Breathing a little heavier, energy waning, at mile 9, I rounded the curve at the Cape Elizabeth line, and passed the sign, “welcome to South Portland.” Amazed, I spotted Cabbage Patch Kids, Care Bears and every stuffy Alisa and Zac owned, lined up side-by-side, twenty or so tiny cheerleaders on our front lawn. My husband held a green hose and sprayed runners who nodded, “yes”. My eyes landed on my children, who each cradled a cherubic doll, which they made clap for all the runners. When they recognized me, they jumped up and down, and puppeteered the arms of a Cabbage Patch Kid or Care Bear, who shook and waved to me. Alisa and Zac shouted, “Go, Mom! Yay, Mom! Good job, Mom!”
I slowed to hug my family, cherubs in their own right. Ahhh, hugs for a weary nervous system, a tiring body, and a mind that might have otherwise quit. I felt a tender inner smile as sweet tears dripped from my eyes, melting onto my already moist cheeks. My lanky running pals raised thumbs up and applauded, “We’ll push to the finish. See you there. Enjoy the end of your run.”
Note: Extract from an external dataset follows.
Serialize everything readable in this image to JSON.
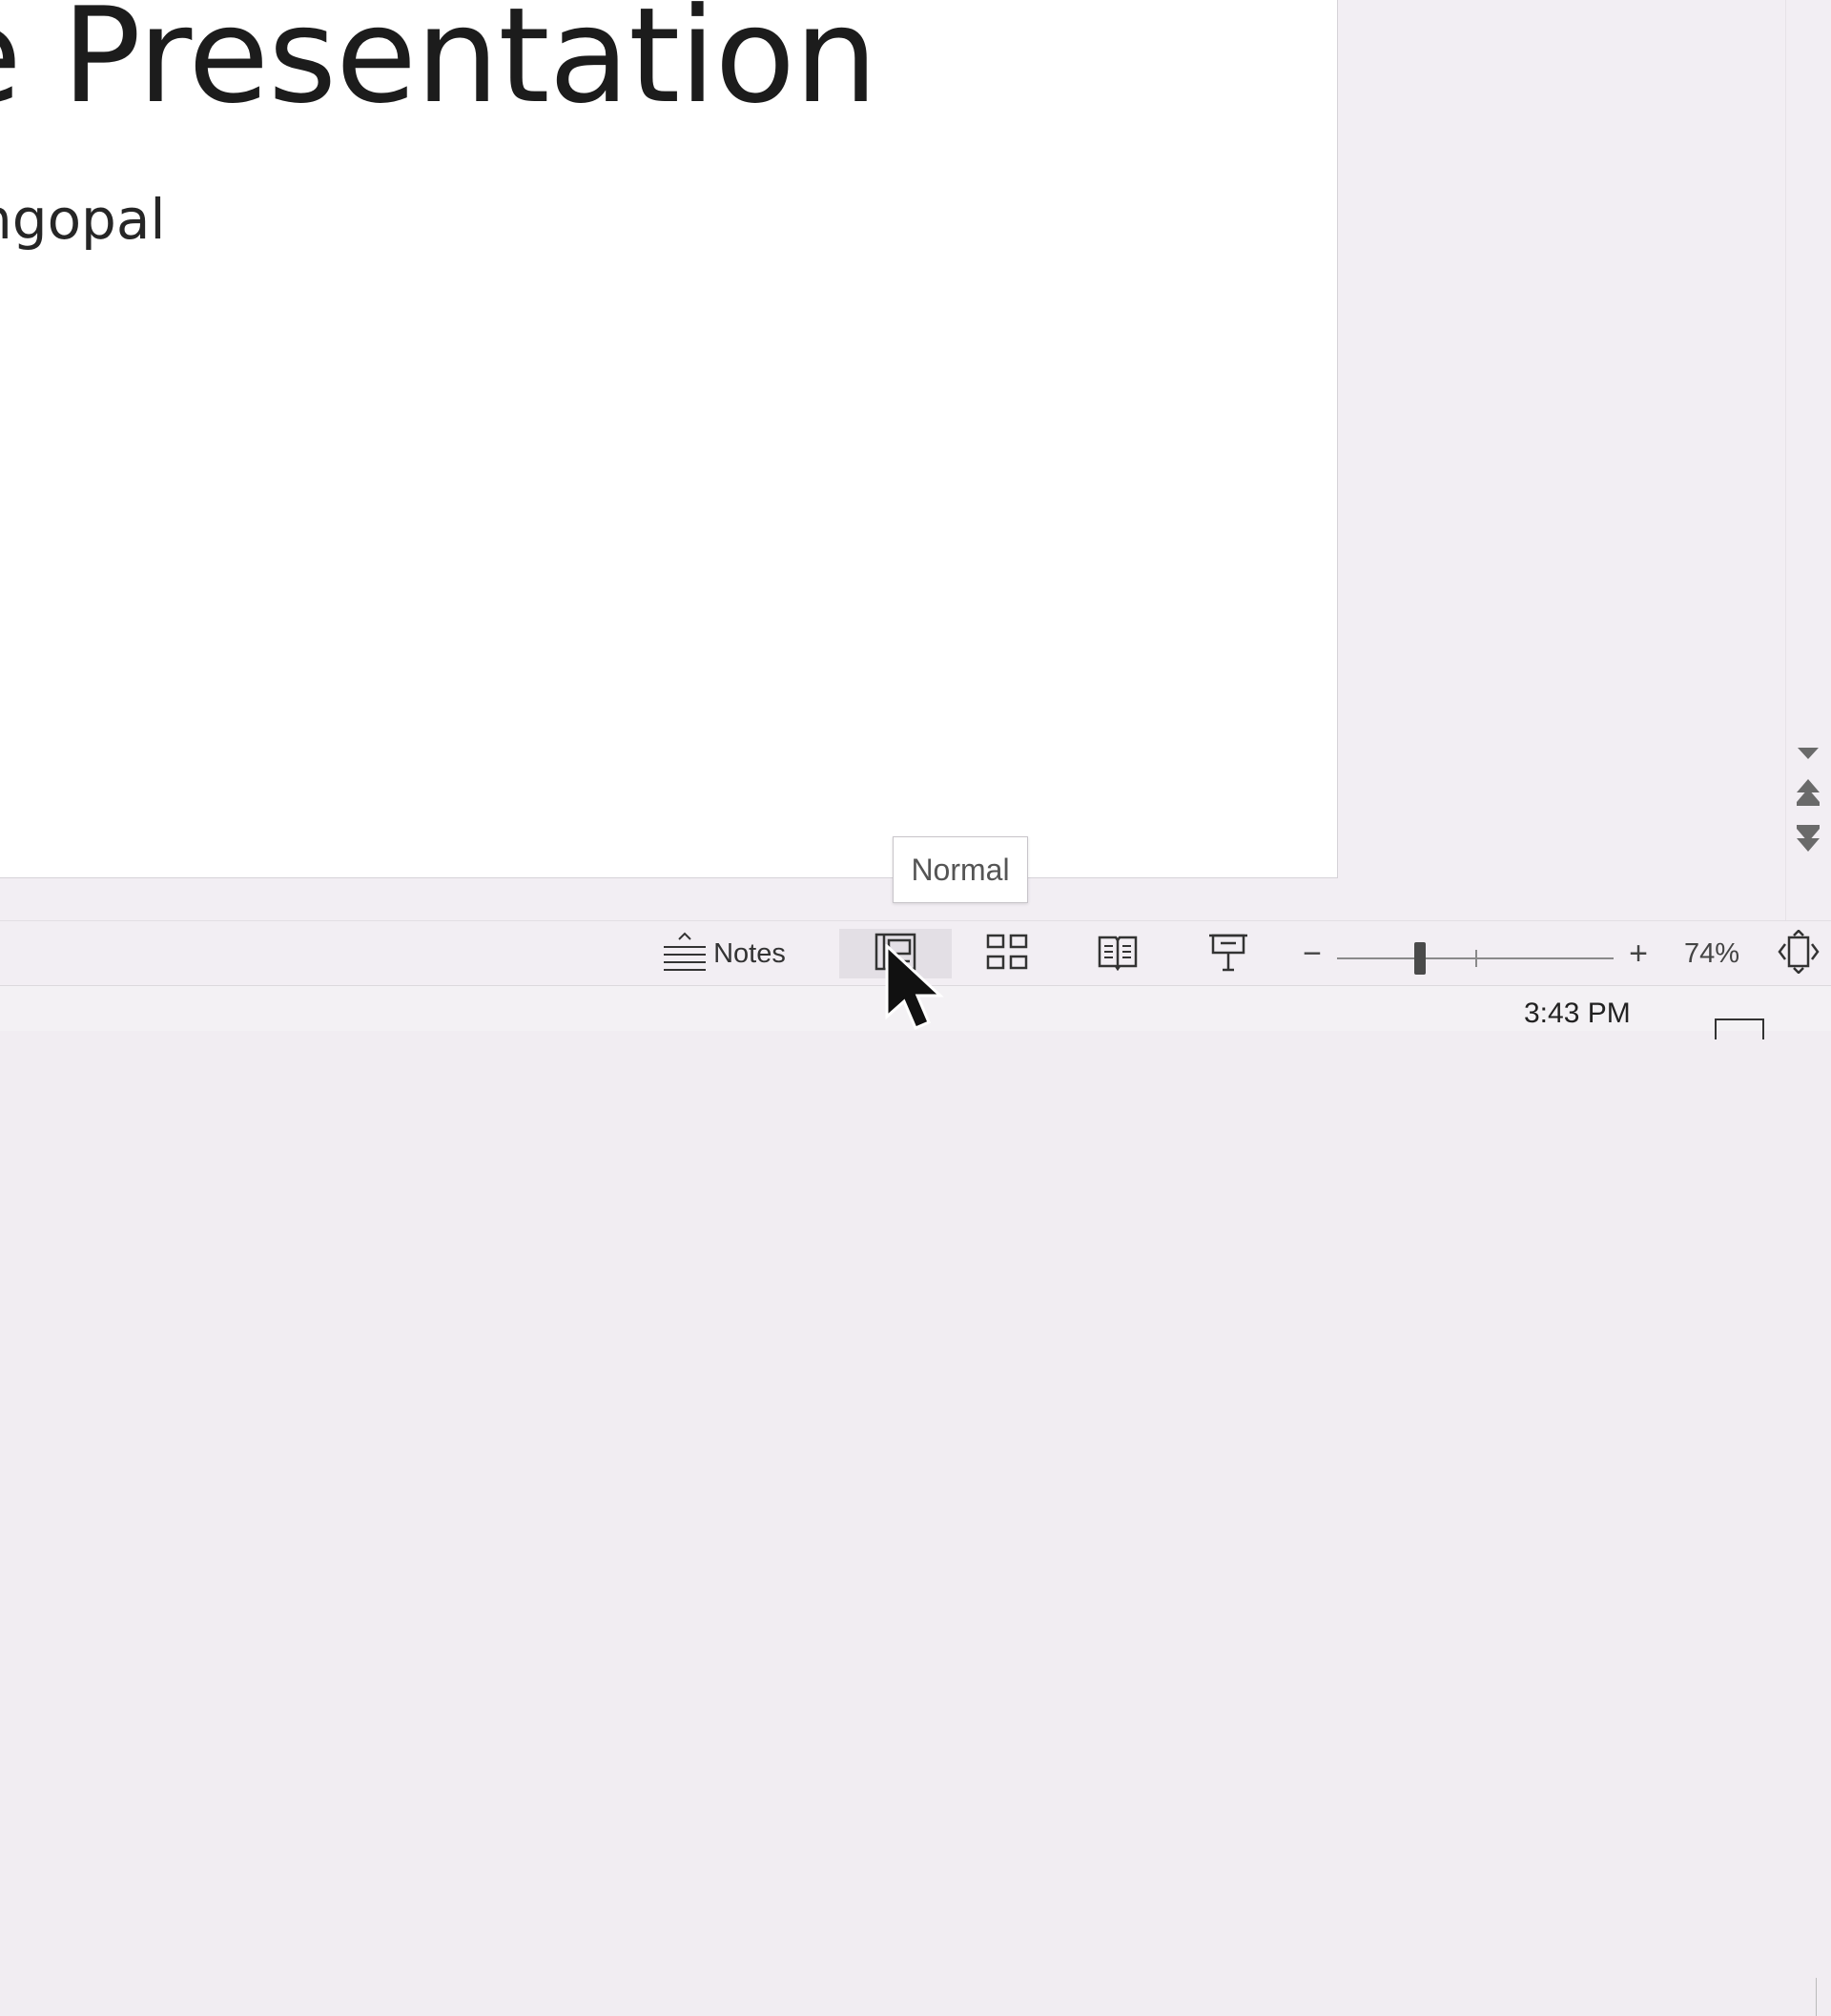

I wondered, could my post-nine-mile legs go the distance “alone?” And then a huge awareness: I was not alone. Many months of belonging to my welcoming running group had empowered me, buoyed me and had offered a new path of intimacy which added to the intimacy of home and family. Bolstered and embraced by the richness of team support, the half-year of training, and then by the surprise and loving celebration in front of my house, my legs lightened. For the remaining miles, I felt lifted by the generosity and creativity of my husband, by a line of stuffies, and by the joy of a four-year-old and a two-year-old who had filled my tank with their open-hearted display of care at mile 9.
Fun indeed. I did finish in the middle. It did take a village.
And now for you, the reader. Each post in THE CONNECTION COLLECTION will end with inquiring questions for you:
Have you had experiences in which you accomplished something because of the support that came through connection? How did connection reveal itself? What did you sense?